Remind you of any other club? It would do if they yearned for Kevin Keegan rather than Dalglish. Sections of Liverpool’s support have come to resemble their Newcastle equivalents in times of disappointment: angry rather than sad, but still bereft. And now ready to welcome a messiah. Newcastle fans, weighing the respective merits of Keegan and Dalglish at St James’ Park, might even joke that they’ve picked the wrong one.”
I also can’t stand fans that state that their club “deserves” success and the recent turn in their fortunes, that they’re entitled to some silverware because of the years of under-achievement that they’ve had to endure (i.e. City fans), despite the fact that there may be a plethora of other “deserving” clubs out there (the criteria for “deserving” and “entitled” not having been defined of course). Well this is another unsavoury attitude that Liverpool fans have decided to adopt, lambasting Hodgson for not achieving the success that Liverpool, being such a massive and historic club, are “entitled” to. But no club, anywhere, is “entitled” to success. Yes, some clubs should be achieving more based on the resources they have available (City’s oil-money), but nobody is “entitled” to success, no matter how rich their history and traditions.
There is another great piece on the above issues by Lawrence Gray-Hodson at Three And In (link here) which I’d recommend reading in its entirety, but a relevant extract is shown below:
“It’s been obvious since day one that Liverpool fans don’t like Roy Hodgson. To them he’s like a step-parent who has taken the place of their real dad. Yet they ignore the fact that their real dad was a rioja swilling buffoon who spent £20m on Robbie Keane. If Benitez was their real dad and Liverpool was their mum then their dad used to get into bad moods and slap her about the face a bit.
Yet when it’s your real dad you’re willing to overlook his flaws. Forget that he alienated your best midfielder so he could bring in the honest but limited Gareth Barry. Forget that when the title was there to be had his team conceded four goals to a Russian who barely moves from a 20 yard patch the entire game.
Along came Roy and he is kindly. He tried to win the Liverpool fans over by bringing them a present. “Hi”, he said, “I’m not trying to take the place of your real dad but here’s a Joe Cole to play with”. Granted, it’s a bit like getting second hand lego that has been chewed by a dog but at least the thought was there. From the start the famous Liverpool support turned their nose up at him.

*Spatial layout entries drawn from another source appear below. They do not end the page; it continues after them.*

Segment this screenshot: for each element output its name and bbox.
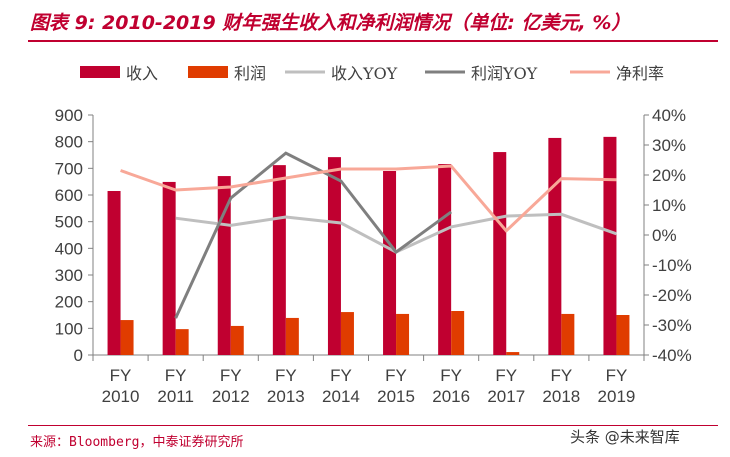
left-tick-label: 200 <box>55 293 83 312</box>
legend-swatch <box>188 66 228 78</box>
bar-利润 <box>396 313 410 355</box>
bar-利润 <box>340 312 354 355</box>
x-tick-label: FY <box>275 366 297 385</box>
bar-利润 <box>506 352 520 355</box>
left-tick-label: 600 <box>55 186 83 205</box>
left-tick-label: 800 <box>55 133 83 152</box>
legend-swatch <box>80 66 120 78</box>
right-tick-label: -30% <box>652 316 692 335</box>
bar-利润 <box>120 320 134 355</box>
bar-收入 <box>272 165 286 355</box>
bar-收入 <box>493 152 507 355</box>
bar-收入 <box>327 157 341 355</box>
chart-title: 图表 9: 2010-2019 财年强生收入和净利润情况（单位: 亿美元, %） <box>30 12 631 34</box>
bar-收入 <box>162 181 176 355</box>
x-tick-label: FY <box>440 366 462 385</box>
x-tick-label: 2016 <box>432 387 470 406</box>
legend-label: 净利率 <box>616 64 664 83</box>
left-tick-label: 300 <box>55 266 83 285</box>
line-利润YOY <box>174 151 453 319</box>
line-净利率 <box>120 164 617 233</box>
bar-收入 <box>383 171 397 355</box>
x-tick-label: FY <box>495 366 517 385</box>
right-tick-label: 30% <box>652 136 686 155</box>
bar-利润 <box>451 311 465 355</box>
left-tick-label: 500 <box>55 213 83 232</box>
legend-label: 利润YOY <box>471 64 538 83</box>
x-tick-label: FY <box>220 366 242 385</box>
x-tick-label: 2019 <box>598 387 636 406</box>
bar-利润 <box>616 315 630 355</box>
x-tick-label: 2010 <box>102 387 140 406</box>
left-tick-label: 0 <box>74 346 83 365</box>
right-tick-label: 40% <box>652 106 686 125</box>
left-tick-label: 400 <box>55 239 83 258</box>
x-tick-label: 2014 <box>322 387 360 406</box>
bar-利润 <box>230 325 244 355</box>
x-tick-label: 2012 <box>212 387 250 406</box>
title-divider <box>28 40 718 42</box>
legend-label: 利润 <box>234 64 266 83</box>
bar-收入 <box>438 164 452 355</box>
left-tick-label: 100 <box>55 319 83 338</box>
source-note: 来源：Bloomberg，中泰证券研究所 <box>30 435 244 450</box>
legend-label: 收入YOY <box>331 64 398 83</box>
bar-利润 <box>561 313 575 355</box>
x-tick-label: FY <box>330 366 352 385</box>
right-tick-label: -10% <box>652 256 692 275</box>
x-tick-label: FY <box>550 366 572 385</box>
bar-利润 <box>175 329 189 355</box>
watermark: 头条 @未来智库 <box>570 428 680 446</box>
x-tick-label: 2017 <box>487 387 525 406</box>
x-tick-label: 2015 <box>377 387 415 406</box>
right-tick-label: 0% <box>652 226 677 245</box>
x-tick-label: FY <box>606 366 628 385</box>
right-tick-label: 20% <box>652 166 686 185</box>
right-tick-label: 10% <box>652 196 686 215</box>
left-tick-label: 900 <box>55 106 83 125</box>
x-tick-label: FY <box>385 366 407 385</box>
x-tick-label: 2018 <box>542 387 580 406</box>
x-tick-label: 2011 <box>157 387 194 406</box>
bar-收入 <box>548 137 562 355</box>
left-tick-label: 700 <box>55 159 83 178</box>
bar-收入 <box>107 191 121 355</box>
x-tick-label: FY <box>110 366 132 385</box>
bar-利润 <box>285 317 299 355</box>
right-tick-label: -40% <box>652 346 692 365</box>
legend-label: 收入 <box>126 64 158 83</box>
source-divider <box>28 425 718 426</box>
x-tick-label: FY <box>165 366 187 385</box>
right-tick-label: -20% <box>652 286 692 305</box>
bar-收入 <box>603 136 617 355</box>
x-tick-label: 2013 <box>267 387 305 406</box>
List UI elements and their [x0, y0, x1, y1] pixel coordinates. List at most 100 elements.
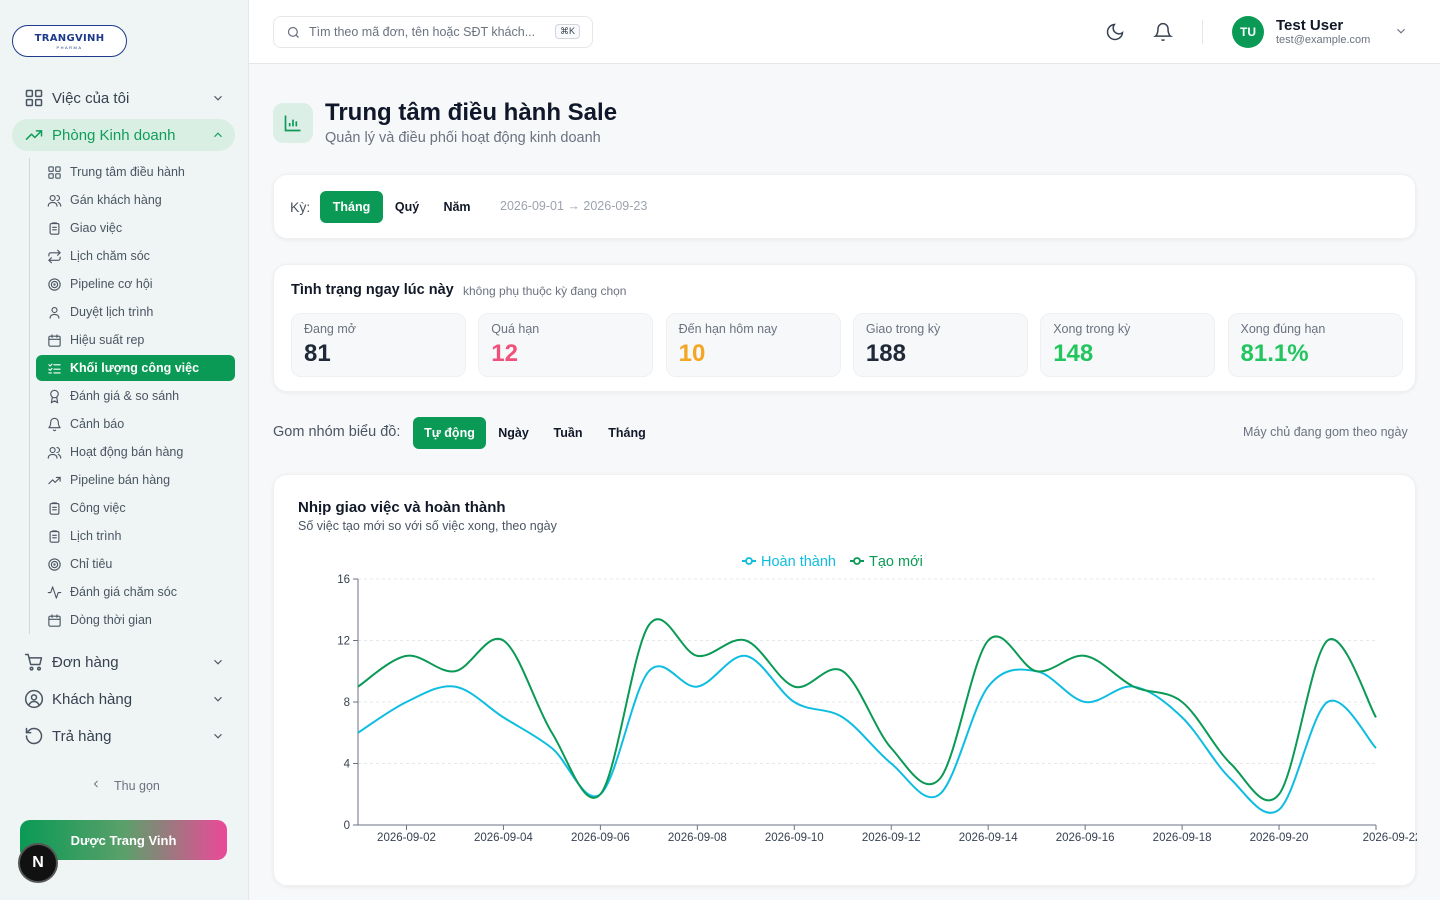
chevron-down-icon[interactable]	[211, 729, 225, 747]
sidebar-item-label: Khách hàng	[52, 690, 133, 708]
sidebar-item-label: Việc của tôi	[52, 89, 130, 107]
group-option-auto[interactable]: Tự động	[413, 417, 486, 449]
page-title: Trung tâm điều hành Sale	[325, 99, 618, 126]
search-icon	[286, 25, 301, 40]
award-icon	[46, 388, 62, 404]
submenu-item-khoi-luong-cong-viec[interactable]: Khối lượng công việc	[36, 355, 235, 381]
submenu-item-label: Pipeline cơ hội	[70, 277, 153, 291]
moon-icon[interactable]	[1103, 20, 1127, 44]
submenu-item-label: Khối lượng công việc	[70, 361, 200, 375]
chart-title: Nhịp giao việc và hoàn thành	[298, 499, 506, 516]
grouping-label: Gom nhóm biểu đồ:	[273, 424, 401, 440]
legend-label-tao-moi: Tạo mới	[869, 554, 923, 570]
sidebar-item-phong-kinh-doanh[interactable]: Phòng Kinh doanh	[12, 119, 235, 151]
chevron-down-icon[interactable]	[211, 692, 225, 710]
company-logo[interactable]: TRANGVINH PHARMA	[12, 25, 127, 57]
date-range: 2026-09-01 → 2026-09-23	[500, 199, 648, 213]
sidebar-item-don-hang[interactable]: Đơn hàng	[12, 646, 235, 678]
submenu-item-label: Duyệt lịch trình	[70, 305, 154, 319]
topbar: Tìm theo mã đơn, tên hoặc SĐT khách... ⌘…	[249, 0, 1440, 64]
submenu-item-label: Cảnh báo	[70, 417, 125, 431]
avatar[interactable]: TU	[1232, 16, 1264, 48]
group-option-week[interactable]: Tuần	[553, 426, 583, 440]
period-option-month[interactable]: Tháng	[320, 191, 383, 223]
submenu-item-hieu-suat-rep[interactable]: Hiệu suất rep	[36, 327, 235, 353]
kpi-den-han-hom-nay: Đến hạn hôm nay 10	[665, 313, 841, 377]
submenu-item-gan-khach-hang[interactable]: Gán khách hàng	[36, 187, 235, 213]
rotate-icon	[24, 726, 44, 746]
trending-up-icon	[46, 472, 62, 488]
submenu-item-giao-viec[interactable]: Giao việc	[36, 215, 235, 241]
x-tick-label: 2026-09-12	[862, 832, 921, 844]
chevron-down-icon[interactable]	[211, 91, 225, 109]
grouping-note: Máy chủ đang gom theo ngày	[1243, 425, 1408, 439]
kpi-xong-dung-han: Xong đúng hạn 81.1%	[1227, 313, 1403, 377]
sidebar-item-viec-cua-toi[interactable]: Việc của tôi	[12, 82, 235, 114]
dev-badge[interactable]: N	[18, 843, 58, 883]
submenu-item-label: Công việc	[70, 501, 126, 515]
submenu-item-lich-cham-soc[interactable]: Lịch chăm sóc	[36, 243, 235, 269]
period-label: Kỳ:	[290, 199, 311, 215]
period-option-quarter[interactable]: Quý	[394, 200, 420, 214]
clipboard-icon	[46, 220, 62, 236]
sidebar-item-tra-hang[interactable]: Trả hàng	[12, 720, 235, 752]
submenu-item-danh-gia-so-sanh[interactable]: Đánh giá & so sánh	[36, 383, 235, 409]
submenu-item-lich-trinh[interactable]: Lịch trình	[36, 523, 235, 549]
kpi-value: 188	[865, 340, 906, 367]
calendar-icon	[46, 332, 62, 348]
submenu-item-duyet-lich-trinh[interactable]: Duyệt lịch trình	[36, 299, 235, 325]
collapse-sidebar-button[interactable]: Thu gọn	[90, 778, 160, 793]
user-circle-icon	[24, 689, 44, 709]
submenu-item-trung-tam-dieu-hanh[interactable]: Trung tâm điều hành	[36, 159, 235, 185]
kpi-label: Giao trong kỳ	[865, 322, 941, 336]
x-tick-label: 2026-09-20	[1250, 832, 1309, 844]
kpi-value: 10	[678, 340, 706, 367]
activity-icon	[46, 584, 62, 600]
clipboard-icon	[46, 500, 62, 516]
x-tick-label: 2026-09-22	[1363, 832, 1417, 844]
chevron-up-icon[interactable]	[211, 128, 225, 146]
chevron-down-icon[interactable]	[1394, 24, 1408, 43]
period-filter-card: Kỳ: Tháng Quý Năm 2026-09-01 → 2026-09-2…	[273, 174, 1416, 239]
submenu-item-pipeline-ban-hang[interactable]: Pipeline bán hàng	[36, 467, 235, 493]
submenu-item-label: Hiệu suất rep	[70, 333, 145, 347]
period-option-year[interactable]: Năm	[443, 200, 471, 214]
submenu-item-label: Lịch trình	[70, 529, 122, 543]
kpi-xong-trong-ky: Xong trong kỳ 148	[1040, 313, 1216, 377]
x-tick-label: 2026-09-06	[571, 832, 630, 844]
search-input[interactable]: Tìm theo mã đơn, tên hoặc SĐT khách... ⌘…	[273, 16, 593, 48]
kpi-label: Xong đúng hạn	[1240, 322, 1326, 336]
submenu-item-cong-viec[interactable]: Công việc	[36, 495, 235, 521]
sidebar-item-label: Trả hàng	[52, 727, 112, 745]
bell-icon[interactable]	[1151, 20, 1175, 44]
group-option-day[interactable]: Ngày	[498, 426, 529, 440]
submenu-item-canh-bao[interactable]: Cảnh báo	[36, 411, 235, 437]
x-tick-label: 2026-09-18	[1153, 832, 1212, 844]
submenu-item-label: Hoạt động bán hàng	[70, 445, 184, 459]
submenu-item-dong-thoi-gian[interactable]: Dòng thời gian	[36, 607, 235, 633]
chart-card: Nhịp giao việc và hoàn thành Số việc tạo…	[273, 474, 1417, 886]
submenu-item-danh-gia-cham-soc[interactable]: Đánh giá chăm sóc	[36, 579, 235, 605]
chevron-down-icon[interactable]	[211, 655, 225, 673]
sidebar-item-khach-hang[interactable]: Khách hàng	[12, 683, 235, 715]
kpi-giao-trong-ky: Giao trong kỳ 188	[852, 313, 1028, 377]
submenu-guide-line	[29, 158, 30, 634]
submenu-item-label: Lịch chăm sóc	[70, 249, 150, 263]
status-title: Tình trạng ngay lúc này	[291, 282, 454, 298]
group-option-month[interactable]: Tháng	[608, 426, 646, 440]
target-icon	[46, 556, 62, 572]
submenu-item-label: Chỉ tiêu	[70, 557, 113, 571]
submenu-item-label: Gán khách hàng	[70, 193, 162, 207]
users-icon	[46, 192, 62, 208]
user-name[interactable]: Test User	[1276, 17, 1344, 34]
submenu-item-pipeline-co-hoi[interactable]: Pipeline cơ hội	[36, 271, 235, 297]
submenu-item-hoat-dong-ban-hang[interactable]: Hoạt động bán hàng	[36, 439, 235, 465]
clipboard-icon	[46, 528, 62, 544]
user-check-icon	[46, 304, 62, 320]
submenu-item-chi-tieu[interactable]: Chỉ tiêu	[36, 551, 235, 577]
legend-marker-tao-moi	[853, 557, 861, 565]
sidebar-item-label: Phòng Kinh doanh	[52, 126, 176, 144]
y-tick-label: 0	[344, 820, 350, 832]
target-icon	[46, 276, 62, 292]
x-tick-label: 2026-09-16	[1056, 832, 1115, 844]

That’s not support. That’s the opposite of support. You know the Scousers, so happy to wallow in misery that I bet many of them are enjoying this season much more than title winning ones because it means they always have something to cry about. I fully expect a group of celebrities to make a video about how Hodgson is killing their club. First it was Hicks and Gillett, then Hodgson, whoever comes next will be to blame I imagine.”
Now Liverpool aren’t the only ones guilty of having such fickle, deluded, short-sighted fans, lots of clubs are and it’s an increasingly modern phenomena, especially for the bigger clubs with larger fan-bases. United had the “Sack Fergie, Sell Giggs” brigade of the early 2000’s, but luckily the mini trophy drought at that time managed to filter out a few of the less committed fans. And judging by the attendance of roughly 35,000 for Liverpool the other night in a stadium with a capacity of approximately 45,000, despite the game being on a bank holiday and not being televised, I think that we may be seeing the true extent of the numbers of the Anfield faithful, and the contemporary identity of what is the modern Liverpool fan.